Mosbacher currently serves on the Boards of Devon Energy, Calpine Corporation, Council of the Americas, Council on Foreign Relations, the Initiative for Global Development,[2] and is Chairman of the CHF International Board of Trustees.[3][4][5]
Mosbacher ran unsuccessfully in the 1997 Houston mayoral election, losing to Lee Brown. He received 48 percent of the vote in the run-off while raising a record-breaking $4 million for his bid (Brown raised $2.1 million). Mosbacher faced controversy in his run, living outside Houston, in West University Place, for 11 years and professing an abiding interest in federal and state issues rather than local concerns.
He also ran unsuccessfully for U.S. Senate in 1984, losing to Phil Gramm, and Texas lieutenant governor in 1990, losing to Bob Bullock.

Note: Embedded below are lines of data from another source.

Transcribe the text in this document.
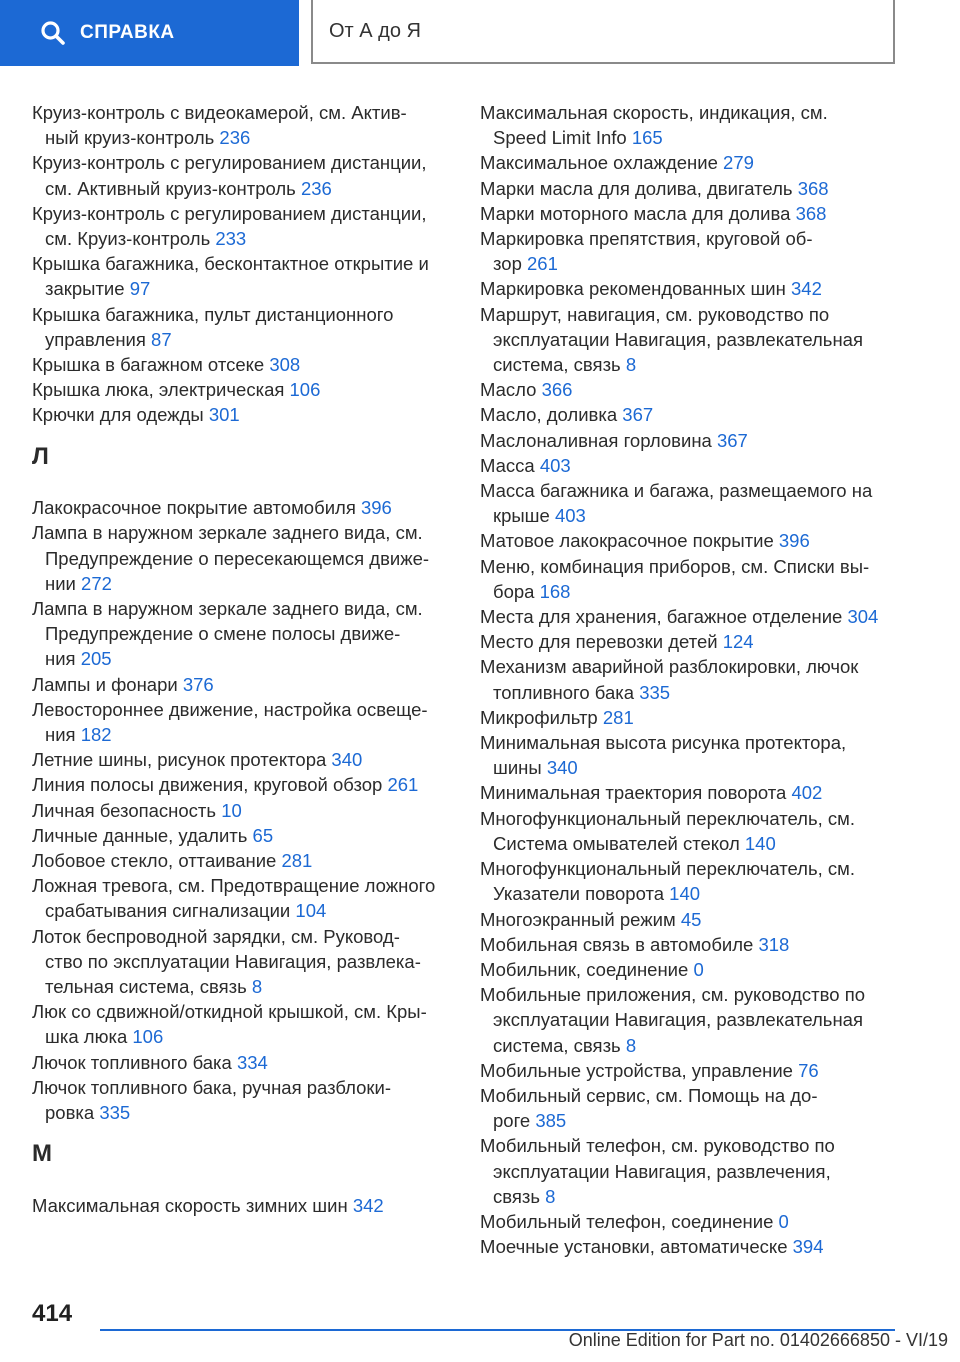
СПРАВКА	От А до Я
Круиз-контроль с видеокамерой, см. Актив-
ный круиз-контроль 236
Круиз-контроль с регулированием дистанции,
см. Активный круиз-контроль 236
Круиз-контроль с регулированием дистанции,
см. Круиз-контроль 233
Крышка багажника, бесконтактное открытие и
закрытие 97
Крышка багажника, пульт дистанционного
управления 87
Крышка в багажном отсеке 308
Крышка люка, электрическая 106
Крючки для одежды 301
Л
Лакокрасочное покрытие автомобиля 396
Лампа в наружном зеркале заднего вида, см.
Предупреждение о пересекающемся движе-
нии 272
Лампа в наружном зеркале заднего вида, см.
Предупреждение о смене полосы движе-
ния 205
Лампы и фонари 376
Левостороннее движение, настройка освеще-
ния 182
Летние шины, рисунок протектора 340
Линия полосы движения, круговой обзор 261
Личная безопасность 10
Личные данные, удалить 65
Лобовое стекло, оттаивание 281
Ложная тревога, см. Предотвращение ложного
срабатывания сигнализации 104
Лоток беспроводной зарядки, см. Руковод-
ство по эксплуатации Навигация, развлека-
тельная система, связь 8
Люк со сдвижной/откидной крышкой, см. Кры-
шка люка 106
Лючок топливного бака 334
Лючок топливного бака, ручная разблоки-
ровка 335
М
Максимальная скорость зимних шин 342
Максимальная скорость, индикация, см.
Speed Limit Info 165
Максимальное охлаждение 279
Марки масла для долива, двигатель 368
Марки моторного масла для долива 368
Маркировка препятствия, круговой об-
зор 261
Маркировка рекомендованных шин 342
Маршрут, навигация, см. руководство по
эксплуатации Навигация, развлекательная
система, связь 8
Масло 366
Масло, доливка 367
Маслоналивная горловина 367
Масса 403
Масса багажника и багажа, размещаемого на
крыше 403
Матовое лакокрасочное покрытие 396
Меню, комбинация приборов, см. Списки вы-
бора 168
Места для хранения, багажное отделение 304
Место для перевозки детей 124
Механизм аварийной разблокировки, лючок
топливного бака 335
Микрофильтр 281
Минимальная высота рисунка протектора,
шины 340
Минимальная траектория поворота 402
Многофункциональный переключатель, см.
Система омывателей стекол 140
Многофункциональный переключатель, см.
Указатели поворота 140
Многоэкранный режим 45
Мобильная связь в автомобиле 318
Мобильник, соединение 0
Мобильные приложения, см. руководство по
эксплуатации Навигация, развлекательная
система, связь 8
Мобильные устройства, управление 76
Мобильный сервис, см. Помощь на до-
роге 385
Мобильный телефон, см. руководство по
эксплуатации Навигация, развлечения,
связь 8
Мобильный телефон, соединение 0
Моечные установки, автоматическе 394
414
Online Edition for Part no. 01402666850 - VI/19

In 1993, he wrote the book Deep In The Heart: A Remedy For An Ailing Texas. In this he made various recommendations regarding how the state of Texas could improve.[6]

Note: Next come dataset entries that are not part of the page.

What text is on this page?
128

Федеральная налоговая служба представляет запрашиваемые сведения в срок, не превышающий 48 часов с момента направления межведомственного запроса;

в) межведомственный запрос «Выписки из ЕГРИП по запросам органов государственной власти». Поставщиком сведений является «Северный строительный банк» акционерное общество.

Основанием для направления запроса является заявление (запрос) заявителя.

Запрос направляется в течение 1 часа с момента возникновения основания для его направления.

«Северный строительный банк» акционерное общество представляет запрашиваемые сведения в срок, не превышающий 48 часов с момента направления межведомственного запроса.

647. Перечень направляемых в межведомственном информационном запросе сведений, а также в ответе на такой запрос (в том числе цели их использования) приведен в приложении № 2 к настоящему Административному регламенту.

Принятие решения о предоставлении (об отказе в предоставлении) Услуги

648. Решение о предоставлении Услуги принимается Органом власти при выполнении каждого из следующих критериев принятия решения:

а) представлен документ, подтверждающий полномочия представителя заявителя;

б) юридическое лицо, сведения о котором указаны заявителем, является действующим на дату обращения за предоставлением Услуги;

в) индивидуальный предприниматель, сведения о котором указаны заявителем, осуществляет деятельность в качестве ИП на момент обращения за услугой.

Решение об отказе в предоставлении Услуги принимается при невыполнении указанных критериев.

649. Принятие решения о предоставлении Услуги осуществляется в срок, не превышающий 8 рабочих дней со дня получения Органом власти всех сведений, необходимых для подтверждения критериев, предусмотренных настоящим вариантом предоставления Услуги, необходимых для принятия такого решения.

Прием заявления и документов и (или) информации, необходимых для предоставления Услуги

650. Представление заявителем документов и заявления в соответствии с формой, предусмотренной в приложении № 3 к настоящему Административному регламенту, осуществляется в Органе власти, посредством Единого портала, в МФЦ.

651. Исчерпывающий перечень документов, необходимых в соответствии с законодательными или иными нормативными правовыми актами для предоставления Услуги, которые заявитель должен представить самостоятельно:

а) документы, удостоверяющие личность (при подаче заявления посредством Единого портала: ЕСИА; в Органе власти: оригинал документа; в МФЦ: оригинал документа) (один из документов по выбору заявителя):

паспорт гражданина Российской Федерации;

In a notable event, Karl Rove was fired from the 1992 George Herbert Walker Bush campaign for criticizing Mosbacher who was the head of the Texas Victory Committee and an avowed Bush loyalist. This criticism of Mosbacher came in the form of a negative story Rove planted with the columnist Robert Novak. In 1992, "Sources close to the former president George H.W. Bush say Karl Rove was fired from the 1992 Bush presidential campaign after he planted a negative story with columnist Robert Novak about dissatisfaction with campaign fundraising chief and Bush loyalist Robert Mosbacher Jr. It was smoked out, and he was summarily ousted" (Esquire Magazine, January 2003). As Novak provided some evidence of Rove's motive in his column: "Also attending the session was political consultant Karl Rove, who had been shoved aside by Mosbacher". Mosbacher maintains that "Rove is the only one with a motive to leak this. We let him go. I still believe he did it."
Mosbacher Jr. is the son of Robert Mosbacher (1927–2010). He received his law degree from Southern Methodist University and his bachelor's degree from Georgetown University, as did his daughter Jane Mosbacher, who currently works at the U.S. Department of State's Office of Counter Terrorism and attends Columbia Business School's Executive MBA Program. She has written several opinion editorials about the role of women in society, particularly security.[7][8] His son, Peter, who graduated from Brown University and then University of Chicago graduate school, currently works for NASA.[9] His daughter Meredith is a Senior at Brown University, as well.